Книга Кэндлстон - пожиратель света - Брайан Дэвис
Шрифт:
Интервал:
Закладка:
— Ты… ты права. В душе я… все время это знала. Но я убеждала себя, что… что это ненадолго. Мы закончим и как-нибудь пристроим девочек в хорошие дома.
Бонни обеими руками обняла Эшли за шею, и они сидели так некоторое время в тишине, нарушаемой лишь жалкими всхлипами Эшли.

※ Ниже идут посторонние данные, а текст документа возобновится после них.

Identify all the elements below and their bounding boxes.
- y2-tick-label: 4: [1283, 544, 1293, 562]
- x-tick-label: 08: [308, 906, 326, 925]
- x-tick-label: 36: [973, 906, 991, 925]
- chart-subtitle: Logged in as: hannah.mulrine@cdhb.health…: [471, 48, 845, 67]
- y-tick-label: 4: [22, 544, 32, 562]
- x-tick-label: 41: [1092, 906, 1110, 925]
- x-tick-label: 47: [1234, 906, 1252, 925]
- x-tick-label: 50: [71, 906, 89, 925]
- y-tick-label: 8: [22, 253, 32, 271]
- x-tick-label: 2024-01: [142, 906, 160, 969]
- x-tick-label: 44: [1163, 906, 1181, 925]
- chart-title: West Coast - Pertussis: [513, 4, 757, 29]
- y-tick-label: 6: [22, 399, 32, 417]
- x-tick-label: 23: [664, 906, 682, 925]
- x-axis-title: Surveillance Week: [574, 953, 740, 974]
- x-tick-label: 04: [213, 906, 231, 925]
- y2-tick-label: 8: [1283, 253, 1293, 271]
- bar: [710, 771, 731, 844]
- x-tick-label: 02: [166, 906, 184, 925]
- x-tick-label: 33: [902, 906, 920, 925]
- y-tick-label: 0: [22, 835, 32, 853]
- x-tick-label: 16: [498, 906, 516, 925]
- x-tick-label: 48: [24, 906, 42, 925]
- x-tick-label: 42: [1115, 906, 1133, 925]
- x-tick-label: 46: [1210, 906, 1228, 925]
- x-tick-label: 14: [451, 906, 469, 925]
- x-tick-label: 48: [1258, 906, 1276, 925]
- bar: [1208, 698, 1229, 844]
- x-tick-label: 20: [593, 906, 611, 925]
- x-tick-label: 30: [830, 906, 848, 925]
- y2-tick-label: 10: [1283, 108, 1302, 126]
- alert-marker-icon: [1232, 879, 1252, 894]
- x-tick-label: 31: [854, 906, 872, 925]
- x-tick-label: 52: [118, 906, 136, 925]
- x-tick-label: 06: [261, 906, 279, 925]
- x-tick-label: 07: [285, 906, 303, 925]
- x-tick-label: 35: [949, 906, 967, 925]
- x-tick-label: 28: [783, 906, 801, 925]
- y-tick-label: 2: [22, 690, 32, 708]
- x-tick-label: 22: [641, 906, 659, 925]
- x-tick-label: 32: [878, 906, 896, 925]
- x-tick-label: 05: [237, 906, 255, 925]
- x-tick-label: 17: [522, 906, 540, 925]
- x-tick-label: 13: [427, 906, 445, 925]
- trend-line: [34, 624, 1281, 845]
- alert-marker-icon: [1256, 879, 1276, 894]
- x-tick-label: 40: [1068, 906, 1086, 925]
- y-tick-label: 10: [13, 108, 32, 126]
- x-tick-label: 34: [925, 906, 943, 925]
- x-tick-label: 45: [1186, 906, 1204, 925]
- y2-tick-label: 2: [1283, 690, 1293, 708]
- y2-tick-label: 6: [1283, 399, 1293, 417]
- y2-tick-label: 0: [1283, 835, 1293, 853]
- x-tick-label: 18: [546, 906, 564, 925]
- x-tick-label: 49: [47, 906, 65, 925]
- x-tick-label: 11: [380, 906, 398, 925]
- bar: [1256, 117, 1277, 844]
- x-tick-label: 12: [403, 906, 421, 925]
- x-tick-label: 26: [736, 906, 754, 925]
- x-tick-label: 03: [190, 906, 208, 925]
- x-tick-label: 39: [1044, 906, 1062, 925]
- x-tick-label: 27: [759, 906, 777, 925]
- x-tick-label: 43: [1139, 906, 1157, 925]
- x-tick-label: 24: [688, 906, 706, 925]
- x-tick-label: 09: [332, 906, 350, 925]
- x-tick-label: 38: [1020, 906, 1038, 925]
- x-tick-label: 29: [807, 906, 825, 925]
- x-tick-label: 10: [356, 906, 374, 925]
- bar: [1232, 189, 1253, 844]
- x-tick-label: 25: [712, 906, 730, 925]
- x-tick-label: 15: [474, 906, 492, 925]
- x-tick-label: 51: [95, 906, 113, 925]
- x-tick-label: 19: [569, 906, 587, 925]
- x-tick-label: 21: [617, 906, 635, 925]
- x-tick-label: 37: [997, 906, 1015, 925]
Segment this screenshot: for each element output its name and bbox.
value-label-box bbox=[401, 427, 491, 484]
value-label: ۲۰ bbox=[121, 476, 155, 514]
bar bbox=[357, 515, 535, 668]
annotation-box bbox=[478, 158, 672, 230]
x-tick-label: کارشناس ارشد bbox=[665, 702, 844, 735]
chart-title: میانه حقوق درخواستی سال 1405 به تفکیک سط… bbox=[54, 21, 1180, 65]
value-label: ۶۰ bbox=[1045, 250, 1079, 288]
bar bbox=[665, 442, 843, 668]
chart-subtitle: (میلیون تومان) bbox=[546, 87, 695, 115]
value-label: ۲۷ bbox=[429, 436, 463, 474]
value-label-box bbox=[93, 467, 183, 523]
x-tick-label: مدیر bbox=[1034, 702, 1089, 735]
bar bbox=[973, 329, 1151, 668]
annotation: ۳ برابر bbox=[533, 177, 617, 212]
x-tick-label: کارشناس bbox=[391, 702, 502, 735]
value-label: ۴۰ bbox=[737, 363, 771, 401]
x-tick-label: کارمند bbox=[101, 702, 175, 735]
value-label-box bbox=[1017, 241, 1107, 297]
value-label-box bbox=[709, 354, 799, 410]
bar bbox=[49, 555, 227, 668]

— Любовь открывает тебе глаза, Эшли, — прошептала Бонни. — Она ведет нас к правде, хотя, может быть, и не сразу.
Эшли посмотрела на нее красными глазами:
— Правда? Ты уверена, что хочешь ее знать? Если бы ты хоть раз послушала Стейси, ты бы так не говорила.
— Поверь, я все понимаю. Ведь я видела собственную мать в луже крови. — Она судорожно сглотнула. — Правда бывает иногда страшной, иногда она ранит, но любовь помогает нам преодолеть зло во всей его лжи и жестокости.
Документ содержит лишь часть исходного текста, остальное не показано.